中尊の地蔵菩薩像は高さ170センチ余で、ほぼ等身大の大きさ。脇侍像は約150センチである。全体的には鎌倉時代前期ごろのものと思われるが、中尊以外はそれぞれ長方形の石に刻まれているに対し、中尊のみは仏像の姿に沿って切り出されているように見え、年代に差がある可能性もある。しかし、中尊、脇侍とも全体的にのびやかな印象である。線彫りの二天像、仁王像は細い石の面に刻まれているにもかかわらず、動きがあってややユーモラスでもある。

 

 

その他1(本堂内のその他の仏像について)

本堂の脇壇に理源大師聖宝像とされる僧形像(像高約80センチの坐像)が安置されている。聖宝(しょうぼう)は平安初期の真言宗の高僧。頭部内に銘文があり、江戸時代初期に宗印と弁蔵という仏師によってつくられたことが知られる。

宗印は秀吉が発願した京都方広寺の大仏や、戦国時代に焼け落ちた東大寺大仏頭部の再興にかかわったとされる当代を代表する仏師である。方広寺大仏は地震で崩れ落ち、東大寺大仏のこの時の頭部は木製で、のちに銅で造り直されたため、宗印らの造った大仏はいずれも見ることが叶わないが、この聖宝像を見ると、写実を極めた中世の肖像彫刻を思わせるみごとな造形で、宗印が並々ならぬ技量をもった仏師であったことがわかる。暗い場所ではあるが、間近で拝観できる。

 

本堂内の脇部屋は特に天井が低く、軒を高く堂々とという造りでないこの建物の特徴がとてもよくわかる。ここにはケースがしつらえてあり、伝来あるいは発掘された小さな仏像等が展示されていて、ミニ博物館のようになっている。
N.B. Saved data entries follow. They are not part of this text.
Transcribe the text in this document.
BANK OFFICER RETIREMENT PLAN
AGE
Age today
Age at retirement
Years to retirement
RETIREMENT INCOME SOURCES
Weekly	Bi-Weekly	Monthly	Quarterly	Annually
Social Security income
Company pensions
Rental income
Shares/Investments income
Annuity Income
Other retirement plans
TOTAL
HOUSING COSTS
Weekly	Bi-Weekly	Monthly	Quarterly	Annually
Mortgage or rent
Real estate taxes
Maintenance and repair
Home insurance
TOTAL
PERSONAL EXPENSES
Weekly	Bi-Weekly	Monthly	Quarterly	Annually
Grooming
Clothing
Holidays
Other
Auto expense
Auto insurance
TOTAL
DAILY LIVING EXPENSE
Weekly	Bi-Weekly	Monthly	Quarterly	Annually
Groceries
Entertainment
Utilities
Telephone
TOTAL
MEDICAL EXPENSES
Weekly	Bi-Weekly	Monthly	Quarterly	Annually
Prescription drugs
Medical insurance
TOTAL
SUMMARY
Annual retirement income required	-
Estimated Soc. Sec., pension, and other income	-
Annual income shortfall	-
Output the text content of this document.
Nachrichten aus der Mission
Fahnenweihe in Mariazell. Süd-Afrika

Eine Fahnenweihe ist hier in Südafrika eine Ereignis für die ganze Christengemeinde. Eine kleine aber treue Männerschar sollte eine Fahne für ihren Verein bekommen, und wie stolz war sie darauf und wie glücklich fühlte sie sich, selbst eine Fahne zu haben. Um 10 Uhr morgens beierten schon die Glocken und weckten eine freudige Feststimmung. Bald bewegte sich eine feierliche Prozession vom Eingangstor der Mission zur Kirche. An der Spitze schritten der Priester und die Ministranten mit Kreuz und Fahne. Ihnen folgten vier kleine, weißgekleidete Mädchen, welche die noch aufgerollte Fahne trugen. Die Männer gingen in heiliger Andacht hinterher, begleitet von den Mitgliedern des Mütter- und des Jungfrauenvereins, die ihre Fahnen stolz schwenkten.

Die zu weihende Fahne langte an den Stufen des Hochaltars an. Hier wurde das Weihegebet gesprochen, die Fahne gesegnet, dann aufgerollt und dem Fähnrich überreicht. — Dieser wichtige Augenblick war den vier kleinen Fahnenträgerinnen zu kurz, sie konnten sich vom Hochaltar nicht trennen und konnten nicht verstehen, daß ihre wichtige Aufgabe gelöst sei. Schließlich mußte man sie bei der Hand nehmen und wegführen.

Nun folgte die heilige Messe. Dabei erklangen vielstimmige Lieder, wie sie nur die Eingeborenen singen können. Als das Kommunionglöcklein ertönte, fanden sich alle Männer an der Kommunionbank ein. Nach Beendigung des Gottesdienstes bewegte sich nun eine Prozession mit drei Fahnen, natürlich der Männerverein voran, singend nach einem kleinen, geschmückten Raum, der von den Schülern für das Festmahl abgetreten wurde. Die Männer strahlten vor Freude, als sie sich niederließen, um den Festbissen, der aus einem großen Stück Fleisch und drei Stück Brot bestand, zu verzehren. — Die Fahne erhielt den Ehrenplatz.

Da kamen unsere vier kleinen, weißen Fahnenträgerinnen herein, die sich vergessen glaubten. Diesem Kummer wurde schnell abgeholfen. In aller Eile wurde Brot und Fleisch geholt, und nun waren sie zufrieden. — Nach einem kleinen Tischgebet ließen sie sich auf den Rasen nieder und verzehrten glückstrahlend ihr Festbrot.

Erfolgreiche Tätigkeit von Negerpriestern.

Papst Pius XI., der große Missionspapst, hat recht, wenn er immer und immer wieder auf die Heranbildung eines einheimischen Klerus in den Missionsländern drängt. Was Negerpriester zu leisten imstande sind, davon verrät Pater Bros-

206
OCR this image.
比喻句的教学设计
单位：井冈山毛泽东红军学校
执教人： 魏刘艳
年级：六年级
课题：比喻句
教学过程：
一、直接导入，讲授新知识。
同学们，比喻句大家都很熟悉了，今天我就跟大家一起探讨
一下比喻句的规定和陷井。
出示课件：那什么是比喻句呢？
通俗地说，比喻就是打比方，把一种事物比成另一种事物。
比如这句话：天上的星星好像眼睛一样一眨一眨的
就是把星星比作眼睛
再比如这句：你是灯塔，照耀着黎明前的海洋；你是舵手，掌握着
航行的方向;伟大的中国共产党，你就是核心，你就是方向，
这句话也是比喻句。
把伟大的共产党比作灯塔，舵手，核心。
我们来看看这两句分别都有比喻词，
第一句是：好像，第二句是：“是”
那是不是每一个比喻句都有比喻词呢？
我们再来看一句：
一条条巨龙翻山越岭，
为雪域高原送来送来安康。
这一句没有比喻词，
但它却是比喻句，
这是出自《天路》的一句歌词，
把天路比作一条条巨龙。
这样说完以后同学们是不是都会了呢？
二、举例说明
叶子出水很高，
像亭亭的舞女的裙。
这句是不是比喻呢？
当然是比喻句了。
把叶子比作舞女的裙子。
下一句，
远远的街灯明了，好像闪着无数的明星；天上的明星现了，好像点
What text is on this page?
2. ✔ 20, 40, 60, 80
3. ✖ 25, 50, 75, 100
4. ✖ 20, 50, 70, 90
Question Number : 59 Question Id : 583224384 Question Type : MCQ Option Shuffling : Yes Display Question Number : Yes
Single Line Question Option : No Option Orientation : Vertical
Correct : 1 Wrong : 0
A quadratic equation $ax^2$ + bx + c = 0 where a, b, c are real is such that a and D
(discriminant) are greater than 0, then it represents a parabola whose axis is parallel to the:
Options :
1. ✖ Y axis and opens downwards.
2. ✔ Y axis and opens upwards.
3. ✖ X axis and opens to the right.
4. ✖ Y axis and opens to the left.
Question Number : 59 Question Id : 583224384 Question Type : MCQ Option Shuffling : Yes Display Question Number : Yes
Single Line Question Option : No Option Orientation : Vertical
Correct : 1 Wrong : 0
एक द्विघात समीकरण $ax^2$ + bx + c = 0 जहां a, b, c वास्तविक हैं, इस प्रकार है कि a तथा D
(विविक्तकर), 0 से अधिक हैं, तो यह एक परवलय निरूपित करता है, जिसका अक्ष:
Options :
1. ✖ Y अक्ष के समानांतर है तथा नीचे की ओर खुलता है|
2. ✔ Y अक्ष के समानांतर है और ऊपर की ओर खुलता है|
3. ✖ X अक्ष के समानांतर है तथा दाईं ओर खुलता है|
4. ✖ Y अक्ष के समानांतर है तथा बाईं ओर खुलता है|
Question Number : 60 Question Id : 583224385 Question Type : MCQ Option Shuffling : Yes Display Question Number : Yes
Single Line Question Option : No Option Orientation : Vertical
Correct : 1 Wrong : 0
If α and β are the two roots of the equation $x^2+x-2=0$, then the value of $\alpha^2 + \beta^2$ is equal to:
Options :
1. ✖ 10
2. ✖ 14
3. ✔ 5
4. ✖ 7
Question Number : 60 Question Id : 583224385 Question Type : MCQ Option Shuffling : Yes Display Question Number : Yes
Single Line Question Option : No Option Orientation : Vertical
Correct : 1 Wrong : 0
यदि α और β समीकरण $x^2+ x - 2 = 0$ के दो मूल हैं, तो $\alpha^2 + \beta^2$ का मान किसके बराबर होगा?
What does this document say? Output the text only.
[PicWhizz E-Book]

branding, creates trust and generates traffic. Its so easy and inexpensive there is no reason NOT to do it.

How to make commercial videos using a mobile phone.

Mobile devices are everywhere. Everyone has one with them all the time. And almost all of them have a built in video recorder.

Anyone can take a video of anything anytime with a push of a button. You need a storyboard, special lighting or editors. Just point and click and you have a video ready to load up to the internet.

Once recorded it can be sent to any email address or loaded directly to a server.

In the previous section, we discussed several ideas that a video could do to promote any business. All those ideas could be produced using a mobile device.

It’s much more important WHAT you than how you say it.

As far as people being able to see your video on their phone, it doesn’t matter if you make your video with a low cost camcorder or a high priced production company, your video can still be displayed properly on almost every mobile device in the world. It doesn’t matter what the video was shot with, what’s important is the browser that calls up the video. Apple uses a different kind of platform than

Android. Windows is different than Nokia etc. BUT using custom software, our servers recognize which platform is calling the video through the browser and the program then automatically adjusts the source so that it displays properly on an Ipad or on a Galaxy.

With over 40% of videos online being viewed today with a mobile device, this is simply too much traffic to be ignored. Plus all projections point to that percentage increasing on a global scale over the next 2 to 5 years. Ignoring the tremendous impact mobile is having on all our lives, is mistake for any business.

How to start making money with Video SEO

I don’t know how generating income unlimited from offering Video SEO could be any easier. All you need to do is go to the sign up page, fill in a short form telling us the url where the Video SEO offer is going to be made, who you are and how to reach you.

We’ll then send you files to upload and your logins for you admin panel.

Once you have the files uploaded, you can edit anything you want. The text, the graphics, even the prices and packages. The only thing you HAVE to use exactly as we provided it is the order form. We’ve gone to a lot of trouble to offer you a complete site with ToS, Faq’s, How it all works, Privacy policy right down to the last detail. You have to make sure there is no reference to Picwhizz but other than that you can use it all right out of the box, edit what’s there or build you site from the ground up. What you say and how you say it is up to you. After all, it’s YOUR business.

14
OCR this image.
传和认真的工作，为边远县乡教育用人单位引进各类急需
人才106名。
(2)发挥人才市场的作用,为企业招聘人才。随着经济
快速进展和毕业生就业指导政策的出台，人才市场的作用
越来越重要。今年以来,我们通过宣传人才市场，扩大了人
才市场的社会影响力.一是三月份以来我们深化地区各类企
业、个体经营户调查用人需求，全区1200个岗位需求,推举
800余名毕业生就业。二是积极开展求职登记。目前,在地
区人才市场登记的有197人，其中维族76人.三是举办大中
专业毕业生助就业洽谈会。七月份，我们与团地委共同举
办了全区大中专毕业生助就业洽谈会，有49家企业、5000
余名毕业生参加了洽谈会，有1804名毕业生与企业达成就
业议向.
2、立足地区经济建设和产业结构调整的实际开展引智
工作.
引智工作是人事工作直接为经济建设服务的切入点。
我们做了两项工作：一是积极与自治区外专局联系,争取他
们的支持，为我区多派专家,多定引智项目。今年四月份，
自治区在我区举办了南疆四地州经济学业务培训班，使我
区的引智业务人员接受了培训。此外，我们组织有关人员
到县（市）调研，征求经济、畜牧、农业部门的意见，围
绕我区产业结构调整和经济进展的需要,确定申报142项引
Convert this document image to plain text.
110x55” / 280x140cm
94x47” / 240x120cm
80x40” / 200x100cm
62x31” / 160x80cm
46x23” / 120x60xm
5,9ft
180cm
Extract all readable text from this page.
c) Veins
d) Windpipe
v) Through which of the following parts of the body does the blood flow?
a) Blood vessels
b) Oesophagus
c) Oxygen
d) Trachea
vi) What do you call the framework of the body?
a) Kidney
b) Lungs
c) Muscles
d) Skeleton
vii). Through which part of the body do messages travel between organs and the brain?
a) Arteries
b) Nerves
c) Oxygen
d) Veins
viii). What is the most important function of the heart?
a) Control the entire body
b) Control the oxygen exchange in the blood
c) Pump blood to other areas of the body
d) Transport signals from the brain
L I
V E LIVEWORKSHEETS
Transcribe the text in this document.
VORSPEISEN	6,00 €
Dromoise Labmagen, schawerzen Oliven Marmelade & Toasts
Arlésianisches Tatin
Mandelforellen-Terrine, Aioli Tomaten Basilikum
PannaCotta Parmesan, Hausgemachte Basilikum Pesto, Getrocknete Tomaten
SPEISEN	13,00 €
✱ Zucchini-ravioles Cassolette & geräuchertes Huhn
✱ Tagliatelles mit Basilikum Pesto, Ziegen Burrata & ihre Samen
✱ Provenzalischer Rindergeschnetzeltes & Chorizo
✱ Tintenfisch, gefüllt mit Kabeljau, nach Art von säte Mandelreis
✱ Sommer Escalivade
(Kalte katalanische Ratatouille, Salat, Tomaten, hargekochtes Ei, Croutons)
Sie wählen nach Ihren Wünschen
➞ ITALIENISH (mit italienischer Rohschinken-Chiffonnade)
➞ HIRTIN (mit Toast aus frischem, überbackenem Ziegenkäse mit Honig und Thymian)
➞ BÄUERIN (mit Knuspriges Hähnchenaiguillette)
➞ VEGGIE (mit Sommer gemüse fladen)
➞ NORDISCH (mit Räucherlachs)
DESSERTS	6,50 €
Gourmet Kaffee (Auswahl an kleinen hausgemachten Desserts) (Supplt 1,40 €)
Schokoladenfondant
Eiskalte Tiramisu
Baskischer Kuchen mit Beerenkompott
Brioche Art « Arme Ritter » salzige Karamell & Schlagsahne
中で面白いものは、像高わずか4センチ半の両頭愛染明王坐像である。愛染と不動は一体のものとする考えから生まれたもので、絵画には何点か優品が知られているが、彫刻で中世にさかのぼるものは本像が唯一の遺例であるかもしれない。材はヒノキで、石仏龕の前の敷石(葬儀の際、座棺を据えた石という)下から見つかったものだそうだ。

 

 

その他2(不動堂の仏像と境内の石仏について)

本堂に向って左手の不動堂の本尊は、不動三尊像である。毎月8、18、28日に開扉される。金網ごしでやや距離があり、特に、可愛らしい感じの脇侍の童子像は飾り物で見えにくい。

全体の印象としては、平安後、末期時代の不動像らしく、忿怒相のなかにも優美さが見える。中尊は像高約1メートルでヒノキの寄木造、脇侍像は像高約45センチでヒノキの割矧(わりは)ぎ造である。

 

本堂に向って右手の小さな庭園には、中世期の石仏が何体か置かれている。特に「興福寺曼荼羅石」と呼ばれる石造物は、興福寺の中金堂、西金堂、東金堂、北円堂、南円堂、南大門の伽藍などを、それぞれの本尊を線彫りすることで表すという非常に珍しいものである。ただし、保護のために小さな覆い屋の中にあり、よく見えない。